Неожиданно Эскин что-то вспомнил и позвонил Зэбке.
– Алле! Зэбка? – спросил Эскин.
– Что тебе еще?! – устало ответил Зэбка.
– Если ты сейчас же не выпустишь Глеба и Амулетова, я звоню сам знаешь куда! Молчание Зэбки длилось три минуты, он дышал тяжело, как будто ему не хватало воздуха.
– Ты сукин сын! – наконец сказал Зэбка и отключился.
«Теперь остается только разыскать отца», – подумал Эскин.
– Лулу любить тебя, – шепнула Лулу. И Эскин уже с большим сомнением взглянул на нее: «А может она такая же ненормальная как Соня?!»
– Прости, но я устал и больше не хочу, – вздохнул Эскин и стал одеваться.
– Лулу любить тебя, – расплакалась Лулу, протягивая к нему свои руки. «А может она просто объясняется мне в любви», – Эскин еще раз взглянул на Лулу и подойдя к ней, обнял ее.
– Лулу любить тебя, Лулу не бросать, – шептала она, крепко обнимая его.
«То ли животное, то ли ребенок», – определить ее как зрелого человека Эскин не мог. Он попытался ее одеть, но Лулу неожиданно стала его кусать и царапаться.
– Да, ты что?! – удивился он.
– Не давать Мабуту! – закричала она.
– Да, Бог с тобой, – обескуражено улыбнулся Эскин, – нам в ресторан надо сходить, ам-ам кушать! – и он рукой и ртом изобразил ей процесс поедания пищи.
– Прости, я ж*па! – улыбнулась сквозь слезы Лулу.
– Откуда ты знаешь это слово?! – удивился Эскин.
– Когда Мабуту ругать Лулу, он так называть, – объяснила она, – а это ж*па как?!
– Вот это ж*па! – и Эскин оголив свой зад, ткнул в него пальцем.
– Это ж*па?! – засмеялась Лулу. – Это ж*па! Я не ж*па!
Эскин только немного успокоился и повеселел, как тут же взглянув на себя в зеркало и расстроился. Вся его шея от уха до уха была здорово исцарапана острыми ногтями Лулу.
– Ну, ты и даешь! – вздохнул с укором Эскин.
– Прости, я не ж*па! – жалобно пискнула Лулу.
– Больше не говори этого слова! – сдвинул брови Эскин.
– Хорошо, Лулу не говорить, Лулу не ж*па, Лулу – ж*па! – разрыдалась Лулу.
Черт побери! Этот языковой барьер, как и само недоразвитое сознание Лулу стало уже ему действовать на нервы.
Он взглянул на нее с ожесточением, но тут же смягчился и присев к ней на кровать, обнял ее и стал ей усердно объяснять, что означали его последние слова.
Через пять минут она, наконец его поняла и улыбнулась, и всего исцеловала.
Счастливый и удовлетворенный Эскин с трогательной нежностью помогал ей одеваться.
Он очень осторожно застегивал ей сзади лифчик, а потом одевал через голову платье.
Она была так мила и послушна, что Эскин растрогался до слез.
Неожиданно ему на память пришла прекрасная мысль, сказанная когда-то Антуаном Сент-Экзюпери: «Мы в ответе за прирученных нами!» «И я в ответе за нее», – подумал Эскин.
Совершенно неожиданно дяде Абраму пришла в голову интересная мысль, а что если из всей этой мебели сделать своеобразный шалаш и накрыть его измазанными простынями.
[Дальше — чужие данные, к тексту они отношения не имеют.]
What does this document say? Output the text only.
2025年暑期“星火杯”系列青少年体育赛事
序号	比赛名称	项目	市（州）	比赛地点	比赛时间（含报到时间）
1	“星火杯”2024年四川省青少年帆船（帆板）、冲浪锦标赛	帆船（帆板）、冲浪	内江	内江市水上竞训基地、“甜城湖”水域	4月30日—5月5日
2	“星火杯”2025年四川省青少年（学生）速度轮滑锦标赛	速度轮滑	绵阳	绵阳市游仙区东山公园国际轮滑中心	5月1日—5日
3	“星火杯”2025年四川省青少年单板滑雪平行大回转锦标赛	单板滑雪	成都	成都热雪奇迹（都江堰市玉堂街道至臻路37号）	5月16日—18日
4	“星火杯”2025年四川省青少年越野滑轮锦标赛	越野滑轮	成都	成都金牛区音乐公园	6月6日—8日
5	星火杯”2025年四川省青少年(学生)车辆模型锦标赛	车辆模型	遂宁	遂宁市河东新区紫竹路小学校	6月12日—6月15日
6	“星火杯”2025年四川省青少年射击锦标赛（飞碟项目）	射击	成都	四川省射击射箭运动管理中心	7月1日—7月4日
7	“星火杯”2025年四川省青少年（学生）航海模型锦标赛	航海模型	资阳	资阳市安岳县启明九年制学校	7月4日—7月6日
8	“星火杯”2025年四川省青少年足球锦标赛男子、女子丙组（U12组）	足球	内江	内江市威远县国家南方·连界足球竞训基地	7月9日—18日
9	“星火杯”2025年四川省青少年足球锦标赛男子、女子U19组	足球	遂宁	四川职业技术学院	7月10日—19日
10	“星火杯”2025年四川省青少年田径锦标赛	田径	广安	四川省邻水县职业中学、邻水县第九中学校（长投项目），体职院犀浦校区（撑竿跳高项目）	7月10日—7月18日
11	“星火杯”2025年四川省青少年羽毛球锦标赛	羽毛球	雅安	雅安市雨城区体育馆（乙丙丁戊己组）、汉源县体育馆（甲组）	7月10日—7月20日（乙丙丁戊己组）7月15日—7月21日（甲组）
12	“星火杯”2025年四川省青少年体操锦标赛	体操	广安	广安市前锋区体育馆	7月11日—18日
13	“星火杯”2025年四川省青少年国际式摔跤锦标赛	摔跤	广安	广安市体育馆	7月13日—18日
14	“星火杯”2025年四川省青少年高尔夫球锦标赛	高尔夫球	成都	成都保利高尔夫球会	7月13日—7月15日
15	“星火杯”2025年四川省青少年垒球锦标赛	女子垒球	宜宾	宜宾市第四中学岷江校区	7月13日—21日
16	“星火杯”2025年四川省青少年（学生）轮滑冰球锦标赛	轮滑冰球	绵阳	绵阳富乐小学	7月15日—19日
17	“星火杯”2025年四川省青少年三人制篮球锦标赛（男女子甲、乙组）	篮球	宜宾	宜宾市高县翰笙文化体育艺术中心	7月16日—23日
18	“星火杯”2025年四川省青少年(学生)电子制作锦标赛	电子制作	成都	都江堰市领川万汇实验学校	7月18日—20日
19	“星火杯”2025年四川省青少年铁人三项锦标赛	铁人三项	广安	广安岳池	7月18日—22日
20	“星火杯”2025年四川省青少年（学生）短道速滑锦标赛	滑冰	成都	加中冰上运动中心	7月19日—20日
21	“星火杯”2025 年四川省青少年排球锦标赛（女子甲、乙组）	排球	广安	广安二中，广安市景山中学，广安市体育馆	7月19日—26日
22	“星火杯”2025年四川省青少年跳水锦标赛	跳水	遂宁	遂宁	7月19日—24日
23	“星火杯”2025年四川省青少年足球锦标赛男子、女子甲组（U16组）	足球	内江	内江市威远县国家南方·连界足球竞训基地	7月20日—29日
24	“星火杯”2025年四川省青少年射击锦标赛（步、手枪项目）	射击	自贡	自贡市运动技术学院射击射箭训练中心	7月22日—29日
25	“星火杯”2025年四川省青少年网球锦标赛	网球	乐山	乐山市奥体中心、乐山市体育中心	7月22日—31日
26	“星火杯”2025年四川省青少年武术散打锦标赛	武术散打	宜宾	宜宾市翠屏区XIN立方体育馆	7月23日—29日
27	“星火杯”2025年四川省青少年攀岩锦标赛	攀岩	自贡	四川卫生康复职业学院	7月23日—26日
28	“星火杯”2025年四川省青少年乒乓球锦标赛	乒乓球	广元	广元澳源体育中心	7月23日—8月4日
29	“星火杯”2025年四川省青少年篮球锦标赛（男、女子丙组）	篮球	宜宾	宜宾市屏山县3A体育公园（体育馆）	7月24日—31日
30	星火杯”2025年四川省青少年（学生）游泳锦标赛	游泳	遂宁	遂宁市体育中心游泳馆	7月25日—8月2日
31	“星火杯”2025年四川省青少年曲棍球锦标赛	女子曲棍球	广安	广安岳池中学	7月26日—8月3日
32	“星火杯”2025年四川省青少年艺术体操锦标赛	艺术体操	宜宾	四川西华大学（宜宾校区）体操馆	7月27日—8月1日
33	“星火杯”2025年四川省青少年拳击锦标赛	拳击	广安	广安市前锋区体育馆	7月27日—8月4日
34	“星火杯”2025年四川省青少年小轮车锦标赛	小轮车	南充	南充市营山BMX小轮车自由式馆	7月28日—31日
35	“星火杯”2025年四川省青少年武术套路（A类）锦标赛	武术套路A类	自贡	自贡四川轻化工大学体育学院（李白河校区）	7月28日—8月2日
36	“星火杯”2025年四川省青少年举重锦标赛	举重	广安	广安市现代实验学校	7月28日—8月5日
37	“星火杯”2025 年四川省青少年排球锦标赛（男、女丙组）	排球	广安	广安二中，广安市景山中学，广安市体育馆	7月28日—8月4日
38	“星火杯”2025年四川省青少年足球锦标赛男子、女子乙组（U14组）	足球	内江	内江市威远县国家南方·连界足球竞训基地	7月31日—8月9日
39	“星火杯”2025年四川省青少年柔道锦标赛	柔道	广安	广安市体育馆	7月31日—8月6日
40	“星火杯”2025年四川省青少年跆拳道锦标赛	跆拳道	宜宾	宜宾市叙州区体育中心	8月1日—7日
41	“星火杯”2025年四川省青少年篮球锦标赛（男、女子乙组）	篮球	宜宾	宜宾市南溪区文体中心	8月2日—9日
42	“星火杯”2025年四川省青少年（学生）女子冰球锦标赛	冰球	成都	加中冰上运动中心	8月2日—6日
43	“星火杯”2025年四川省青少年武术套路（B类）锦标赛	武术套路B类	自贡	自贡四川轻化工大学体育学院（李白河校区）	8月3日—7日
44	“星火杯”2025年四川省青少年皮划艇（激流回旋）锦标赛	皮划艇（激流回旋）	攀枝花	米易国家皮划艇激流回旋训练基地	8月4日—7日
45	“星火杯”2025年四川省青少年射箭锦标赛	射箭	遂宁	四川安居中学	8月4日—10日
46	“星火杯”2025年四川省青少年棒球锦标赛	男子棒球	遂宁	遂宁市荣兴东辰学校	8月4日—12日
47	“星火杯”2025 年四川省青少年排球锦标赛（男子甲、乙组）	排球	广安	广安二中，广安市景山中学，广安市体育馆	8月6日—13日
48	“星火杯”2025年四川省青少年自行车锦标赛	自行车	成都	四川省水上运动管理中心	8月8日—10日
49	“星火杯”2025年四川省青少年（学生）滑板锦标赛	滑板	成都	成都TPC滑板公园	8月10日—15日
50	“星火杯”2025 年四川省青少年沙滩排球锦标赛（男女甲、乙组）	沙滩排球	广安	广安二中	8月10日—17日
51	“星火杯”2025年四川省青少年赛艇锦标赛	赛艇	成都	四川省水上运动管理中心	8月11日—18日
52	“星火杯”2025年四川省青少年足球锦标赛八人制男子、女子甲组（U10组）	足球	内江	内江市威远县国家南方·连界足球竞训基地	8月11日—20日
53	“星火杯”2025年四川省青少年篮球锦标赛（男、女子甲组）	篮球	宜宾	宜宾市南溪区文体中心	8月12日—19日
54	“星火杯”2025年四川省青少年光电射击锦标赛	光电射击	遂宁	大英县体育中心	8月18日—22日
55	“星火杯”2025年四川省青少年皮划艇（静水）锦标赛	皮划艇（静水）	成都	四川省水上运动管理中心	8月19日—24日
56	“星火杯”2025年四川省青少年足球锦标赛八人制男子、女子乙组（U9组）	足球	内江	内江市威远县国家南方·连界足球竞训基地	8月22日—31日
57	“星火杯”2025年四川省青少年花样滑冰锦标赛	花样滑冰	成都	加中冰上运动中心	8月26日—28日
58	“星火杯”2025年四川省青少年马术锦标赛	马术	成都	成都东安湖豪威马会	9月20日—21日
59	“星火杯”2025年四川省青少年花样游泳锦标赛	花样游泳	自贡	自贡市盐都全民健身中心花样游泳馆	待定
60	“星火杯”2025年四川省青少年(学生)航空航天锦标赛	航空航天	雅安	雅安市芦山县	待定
Мысль дяди Абрама пришлась Рите по душе, и они сразу же принялись за работу. Продюсер, внимательно наблюдавший за ними, сразу же проявил признаки удивительного волнения.
– Вы чего это, с ума, что ли посходили?!
– Нет, мы только имитируем состояние безумия! – усмехнулся в ответ дядя Абрам.
Он уже понял, что продюсер лишившись возможности часто их видеть, может лишиться и всякого смысла содержать их здесь взаперти.
Чтобы пореже выходить из своего укрытия они перенесли в комнату один из холодильников и загрузили его полностью продуктами.
Первые три дня сложились очень хорошо, они из шалаша никуда не выходили кроме туалета.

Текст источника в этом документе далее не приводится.